Consider $A \subseteq \mathbb{R}^{n}$ closed set. I must show that if $A$ is not convex then there exist $x,y \in A$ such that \begin{align*} A \cap (x,y) = \emptyset, \text{ where } (x,y):= \{ (1-t)x + ty | t \in (0,1)\}. \end{align*}
Is it that trivial as I think? A set being not convex means that it does not contain the lines that make up a segment, so naturally its intersection with the convex set would be nothing.
Am I missing something?
If $A$ is not convex then there exist $x, y \in A$ with $x \ne y$ such that the segment $(x, y)$ is not a subset of $A$. One still has to show that there exist $x', y' \in A$ with $x' \ne y'$ such that the segment $(x', y')$ is completely in the complement of $A$.

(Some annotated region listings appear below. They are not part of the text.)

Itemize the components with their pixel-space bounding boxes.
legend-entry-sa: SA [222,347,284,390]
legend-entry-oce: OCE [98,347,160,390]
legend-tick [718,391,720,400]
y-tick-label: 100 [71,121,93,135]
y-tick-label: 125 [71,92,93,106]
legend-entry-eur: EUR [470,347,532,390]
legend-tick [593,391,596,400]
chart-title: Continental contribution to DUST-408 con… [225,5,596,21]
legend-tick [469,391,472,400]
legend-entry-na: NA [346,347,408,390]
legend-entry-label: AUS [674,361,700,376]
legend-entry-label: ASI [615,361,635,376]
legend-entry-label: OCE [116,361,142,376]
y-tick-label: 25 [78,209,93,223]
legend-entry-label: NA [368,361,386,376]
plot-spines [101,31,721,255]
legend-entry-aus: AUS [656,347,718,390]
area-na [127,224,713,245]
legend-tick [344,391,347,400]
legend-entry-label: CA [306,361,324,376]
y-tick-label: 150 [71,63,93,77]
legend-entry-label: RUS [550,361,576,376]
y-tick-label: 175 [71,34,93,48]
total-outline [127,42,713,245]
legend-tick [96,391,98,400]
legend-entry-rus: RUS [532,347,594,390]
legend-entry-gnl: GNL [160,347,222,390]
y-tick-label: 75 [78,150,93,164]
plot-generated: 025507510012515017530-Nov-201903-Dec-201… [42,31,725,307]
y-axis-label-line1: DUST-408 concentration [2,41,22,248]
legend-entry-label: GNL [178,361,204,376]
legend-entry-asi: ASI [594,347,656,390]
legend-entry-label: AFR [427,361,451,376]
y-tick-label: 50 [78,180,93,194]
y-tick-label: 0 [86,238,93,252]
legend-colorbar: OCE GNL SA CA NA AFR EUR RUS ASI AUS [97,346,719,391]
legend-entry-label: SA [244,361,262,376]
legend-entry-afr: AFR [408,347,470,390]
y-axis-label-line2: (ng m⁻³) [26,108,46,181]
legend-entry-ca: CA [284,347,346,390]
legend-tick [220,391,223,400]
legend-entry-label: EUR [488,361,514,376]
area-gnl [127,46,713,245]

Here is a possible strategy: The set $$ T = \{ t \in (0, 1) \mid (1-t)x + t y \notin A \} $$ is not empty, and it is open because the complement of $A$ is open. $T$ is therefore a finite or countable union of disjoint open intervals (see for example here). Let $I = (t_1, t_2)$ be one of these open intervals.
Then $x' = (1-t_1)x + t_1 y \in A$, $y' = (1-t_2)x + t_2 y \in A$, and $(x', y') \cap A = \emptyset$.